Hans Walter von Oppenkowski, Westfalia Wickedes Ehrenvorsitzender, leistet viel. Als Politiker könnte der Mann der Tat einiges bewegen. Als er ein ganz besonderes Fest namens „Kick-off Vielfalt“ vorstellte, ging ihm die vermeintliche Beförderung der Schirmherrin Sabine Poschmann (Mitglied des Bundestages) doch etwas zu weit. Auf ihren Hinweis, der „Frank-Walter“ lebe das, wofür Politiker nur Bedingungen schaffen könnten, entgegnete er in Anlehnung an Frank-Walter Steinmeier: „Ich bin nicht der Außenminister.“

Taten statt Diplomatie – neue Impulse könnte von Oppenkowski der Politik schon einhauchen. Das bestätigt Poschmann dann bestimmt auch gerne. Ein aktuelles Beispiel: Musik –Essen – Fußball: Diese Kombination funktioniert weltweit. Sie sollte auch Garant dafür sein, dass „Kick-off Vielfalt“ ein Riesenerfolg wird.
Westfalia Wickede, dieser seit Jahren so sozial engagierte Verein, lädt in Kooperation mit der Fachhochschule Dortmund am Samstag, 27. August, zu einem Fest, das Dortmunder und Flüchtlinge aus verschiedenen Ländern dieser Welt gemeinsam die Dreifaltigkeit der Unterhaltung genießen lässt. „Unsere Bundeskanzlerin sagt ja ‚wir schaffen das‘“, erklärt der Wickeder. „Und wir machen das.“
In Wickede trainieren schon länger junge Flüchtlinge, sie sollen dabei die deutsche Sprache lernen.

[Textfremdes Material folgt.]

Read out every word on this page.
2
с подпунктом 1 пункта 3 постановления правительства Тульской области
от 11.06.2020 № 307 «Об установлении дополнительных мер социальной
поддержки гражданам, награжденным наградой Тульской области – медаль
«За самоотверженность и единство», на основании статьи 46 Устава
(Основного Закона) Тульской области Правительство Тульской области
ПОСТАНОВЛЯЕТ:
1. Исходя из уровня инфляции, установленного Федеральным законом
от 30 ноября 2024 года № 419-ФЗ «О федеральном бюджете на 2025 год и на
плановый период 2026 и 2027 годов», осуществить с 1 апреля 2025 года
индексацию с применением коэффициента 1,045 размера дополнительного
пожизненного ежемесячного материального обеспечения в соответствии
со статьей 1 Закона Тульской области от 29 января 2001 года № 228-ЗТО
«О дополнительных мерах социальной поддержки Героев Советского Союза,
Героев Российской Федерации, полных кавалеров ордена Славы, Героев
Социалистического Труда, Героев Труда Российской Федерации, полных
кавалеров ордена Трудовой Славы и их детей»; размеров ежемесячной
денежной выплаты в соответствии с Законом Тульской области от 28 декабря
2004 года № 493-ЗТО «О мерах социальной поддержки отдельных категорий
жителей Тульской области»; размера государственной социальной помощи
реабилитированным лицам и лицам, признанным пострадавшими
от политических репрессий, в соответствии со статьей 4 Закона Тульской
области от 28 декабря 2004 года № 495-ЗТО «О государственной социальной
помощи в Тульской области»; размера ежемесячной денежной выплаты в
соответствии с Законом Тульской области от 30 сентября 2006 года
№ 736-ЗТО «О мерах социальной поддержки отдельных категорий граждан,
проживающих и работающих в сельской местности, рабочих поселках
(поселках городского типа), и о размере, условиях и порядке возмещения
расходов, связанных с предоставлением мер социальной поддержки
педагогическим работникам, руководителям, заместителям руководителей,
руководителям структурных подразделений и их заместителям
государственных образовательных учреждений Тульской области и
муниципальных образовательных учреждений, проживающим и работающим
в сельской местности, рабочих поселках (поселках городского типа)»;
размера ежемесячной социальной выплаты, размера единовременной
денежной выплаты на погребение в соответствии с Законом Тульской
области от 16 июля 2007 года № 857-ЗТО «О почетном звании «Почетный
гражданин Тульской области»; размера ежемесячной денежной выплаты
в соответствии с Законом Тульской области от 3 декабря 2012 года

Die Fachhochschule unterstützt die Asylsuchenden dabei, „zu lernen, ihr Leben zu organisieren“. Das berichtet Rektor Prof. Wilhelm Schwick. „Zeit ist mit Geld nicht zu bezahlen“, begründet er das Engagement.

Als er das Wort an den "Referenten Internationales" des AStA (Allgemeiner Studierendenausschuss) Santiago Castanos Benito übergibt, erfahren die Zuhörer, was dann genau am Samstag passiert. Ab 10.30 Uhr beginnt ein Fußballturnier, an dem Flüchtlinge, Fachhochschulstudenten und Wickeder Fußballer (Herren und Damen) teilnehmen. Zwischen den Turnierrunden spielen um 12 Uhr die Band „Café Son“ und ab 14 Uhr die „HoneyBadger“. Zum Ende der Veranstaltung treten um 17.30 Uhr „Kalorin & Los Melancólicos“ auf. Benito sagt, um 17 Uhr soll das Finale beginnen. Wie die Mannschaften aussehen, stelle sich erst am Turniermorgen raus.

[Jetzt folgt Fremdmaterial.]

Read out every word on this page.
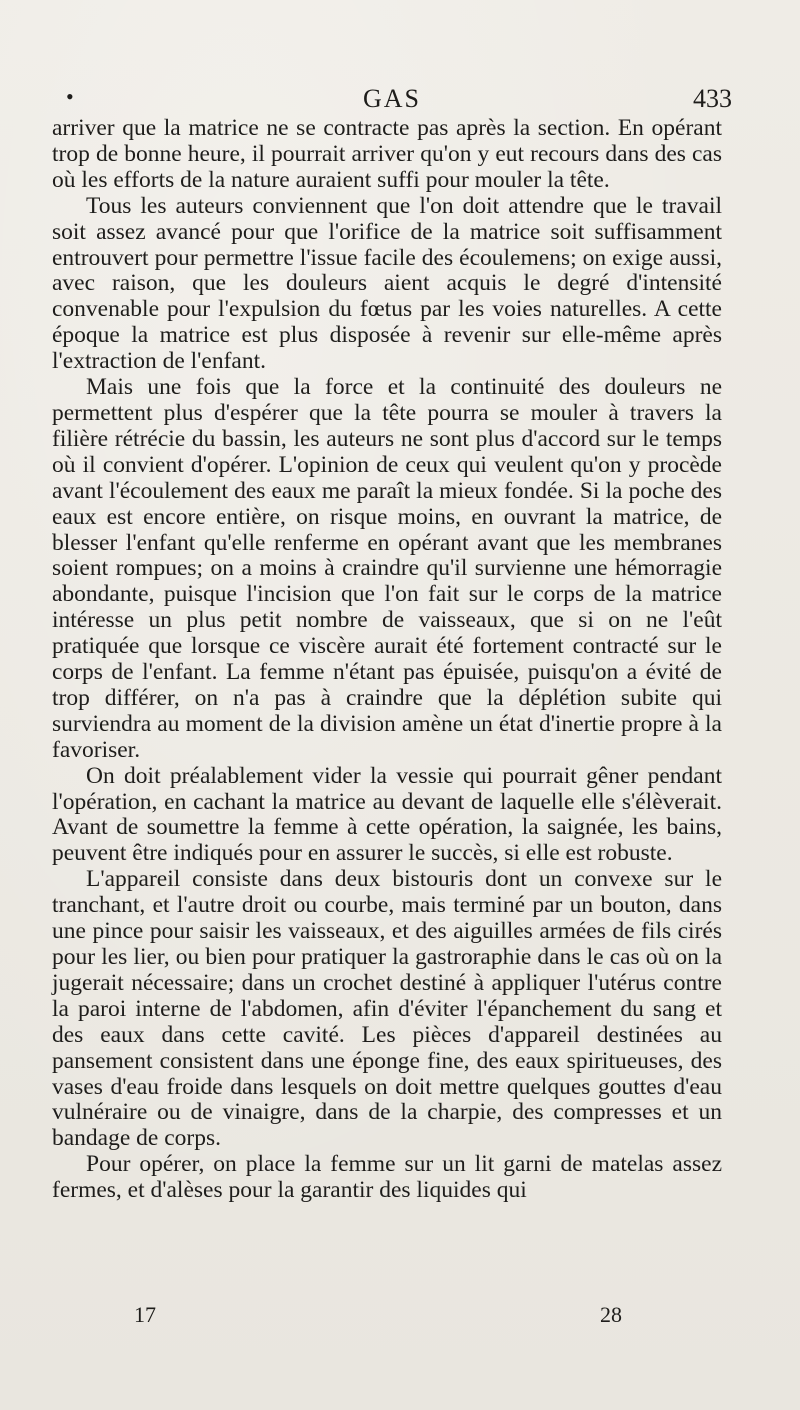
•	GAS	433

arriver que la matrice ne se contracte pas après la section. En opérant trop de bonne heure, il pourrait arriver qu'on y eut recours dans des cas où les efforts de la nature auraient suffi pour mouler la tête.

Tous les auteurs conviennent que l'on doit attendre que le travail soit assez avancé pour que l'orifice de la matrice soit suffisamment entrouvert pour permettre l'issue facile des écoulemens; on exige aussi, avec raison, que les douleurs aient acquis le degré d'intensité convenable pour l'expulsion du fœtus par les voies naturelles. A cette époque la matrice est plus disposée à revenir sur elle-même après l'extraction de l'enfant.

Mais une fois que la force et la continuité des douleurs ne permettent plus d'espérer que la tête pourra se mouler à travers la filière rétrécie du bassin, les auteurs ne sont plus d'accord sur le temps où il convient d'opérer. L'opinion de ceux qui veulent qu'on y procède avant l'écoulement des eaux me paraît la mieux fondée. Si la poche des eaux est encore entière, on risque moins, en ouvrant la matrice, de blesser l'enfant qu'elle renferme en opérant avant que les membranes soient rompues; on a moins à craindre qu'il survienne une hémorragie abondante, puisque l'incision que l'on fait sur le corps de la matrice intéresse un plus petit nombre de vaisseaux, que si on ne l'eût pratiquée que lorsque ce viscère aurait été fortement contracté sur le corps de l'enfant. La femme n'étant pas épuisée, puisqu'on a évité de trop différer, on n'a pas à craindre que la déplétion subite qui surviendra au moment de la division amène un état d'inertie propre à la favoriser.

On doit préalablement vider la vessie qui pourrait gêner pendant l'opération, en cachant la matrice au devant de laquelle elle s'élèverait. Avant de soumettre la femme à cette opération, la saignée, les bains, peuvent être indiqués pour en assurer le succès, si elle est robuste.

L'appareil consiste dans deux bistouris dont un convexe sur le tranchant, et l'autre droit ou courbe, mais terminé par un bouton, dans une pince pour saisir les vaisseaux, et des aiguilles armées de fils cirés pour les lier, ou bien pour pratiquer la gastroraphie dans le cas où on la jugerait nécessaire; dans un crochet destiné à appliquer l'utérus contre la paroi interne de l'abdomen, afin d'éviter l'épanchement du sang et des eaux dans cette cavité. Les pièces d'appareil destinées au pansement consistent dans une éponge fine, des eaux spiritueuses, des vases d'eau froide dans lesquels on doit mettre quelques gouttes d'eau vulnéraire ou de vinaigre, dans de la charpie, des compresses et un bandage de corps.

Pour opérer, on place la femme sur un lit garni de matelas assez fermes, et d'alèses pour la garantir des liquides qui

17	28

„Wir als FH wollen 30 Leute stellen, 30 der Verein, jeweils samt Flüchtlingen. Wir betreiben die Flüchtlingsarbeit sehr gerne und hatten schon länger die Idee, ein Fußballturnier auszurichten. Dass die Wickeder uns den Platz und das Material zur Verfügung stellen, freut uns natürlich sehr.“ Zurück zum Prozedere: Um 9.30 Uhr am Samstagmorgen sammeln sich die Spieler. Sie werden dann gemischt. Deutsche und Flüchtlinge sollen Teamgeist bilden. Die Spiele laufen quer über das Feld auf Kleinfeldern, sie dauern drei mal 20 Minuten.

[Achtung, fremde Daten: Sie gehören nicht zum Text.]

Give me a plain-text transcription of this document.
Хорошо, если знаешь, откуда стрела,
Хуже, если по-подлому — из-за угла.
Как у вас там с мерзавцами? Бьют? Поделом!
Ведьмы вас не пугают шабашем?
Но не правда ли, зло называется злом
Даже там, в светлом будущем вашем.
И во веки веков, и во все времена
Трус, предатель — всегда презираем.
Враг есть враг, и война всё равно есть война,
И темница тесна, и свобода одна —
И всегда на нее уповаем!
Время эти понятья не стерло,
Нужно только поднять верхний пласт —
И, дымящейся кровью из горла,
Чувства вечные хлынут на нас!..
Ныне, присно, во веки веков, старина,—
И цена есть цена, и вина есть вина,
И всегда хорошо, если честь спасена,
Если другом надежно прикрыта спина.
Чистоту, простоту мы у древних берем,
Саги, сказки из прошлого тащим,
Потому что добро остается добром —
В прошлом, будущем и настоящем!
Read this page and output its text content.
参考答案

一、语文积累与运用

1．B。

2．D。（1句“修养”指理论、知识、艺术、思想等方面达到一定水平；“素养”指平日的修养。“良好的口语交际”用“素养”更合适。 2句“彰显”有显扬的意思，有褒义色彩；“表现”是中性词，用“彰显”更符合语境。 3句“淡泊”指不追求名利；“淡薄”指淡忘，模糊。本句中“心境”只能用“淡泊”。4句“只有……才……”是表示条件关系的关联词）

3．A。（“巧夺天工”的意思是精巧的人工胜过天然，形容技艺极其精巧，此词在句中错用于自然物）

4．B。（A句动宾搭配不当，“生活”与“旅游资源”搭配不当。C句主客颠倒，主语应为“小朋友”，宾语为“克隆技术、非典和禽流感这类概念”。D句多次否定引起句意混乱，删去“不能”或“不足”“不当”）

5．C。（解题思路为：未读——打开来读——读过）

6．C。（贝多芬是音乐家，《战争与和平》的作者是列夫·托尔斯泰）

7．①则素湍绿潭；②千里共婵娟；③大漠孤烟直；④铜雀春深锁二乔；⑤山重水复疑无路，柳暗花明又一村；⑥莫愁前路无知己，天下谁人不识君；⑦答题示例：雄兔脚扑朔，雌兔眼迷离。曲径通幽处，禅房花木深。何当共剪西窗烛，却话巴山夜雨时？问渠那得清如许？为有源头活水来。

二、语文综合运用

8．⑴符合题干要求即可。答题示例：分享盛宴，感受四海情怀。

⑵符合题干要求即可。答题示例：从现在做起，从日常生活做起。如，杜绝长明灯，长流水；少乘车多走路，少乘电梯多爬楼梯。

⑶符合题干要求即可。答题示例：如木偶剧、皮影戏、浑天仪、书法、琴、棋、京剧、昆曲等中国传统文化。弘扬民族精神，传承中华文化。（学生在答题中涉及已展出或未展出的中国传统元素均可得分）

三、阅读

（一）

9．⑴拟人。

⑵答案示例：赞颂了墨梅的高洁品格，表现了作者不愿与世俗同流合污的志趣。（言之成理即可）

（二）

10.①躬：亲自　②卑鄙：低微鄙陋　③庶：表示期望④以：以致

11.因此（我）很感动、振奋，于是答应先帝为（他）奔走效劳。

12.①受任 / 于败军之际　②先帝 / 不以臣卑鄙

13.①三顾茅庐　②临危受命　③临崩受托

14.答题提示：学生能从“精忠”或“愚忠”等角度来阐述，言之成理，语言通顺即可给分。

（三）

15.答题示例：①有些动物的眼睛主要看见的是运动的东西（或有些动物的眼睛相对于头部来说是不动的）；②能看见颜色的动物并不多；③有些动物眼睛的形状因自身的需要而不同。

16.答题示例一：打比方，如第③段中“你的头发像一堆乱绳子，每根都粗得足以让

Horst Linke, Westfalias Vorsitzender, erklärt, das Ziel sei, dass so wenige Spieler der Westfalia wie möglich das Teilnehmerfeld auffüllen sollen. „Wir hoffen, dass die Resonanz unter den Flüchtlingen groß genug ist.“ Selbstverständlich sei es, dass der Verein Trikots, Bälle und Verpflegung organisiert.

„Es soll nicht nur ein geschlossenes Fest für Fußballer, sondern für alle Bürger werden“, erklärt von Oppenkowski. Daher sei es wichtig, dass Musik und Essen sehr abwechslungsreich und speziell seien. So gibt es für jeden etwas zu entdecken. Und wenn es dann am Ende das Interesse am anderen Menschen ist, haben die Organisatoren viel erreicht.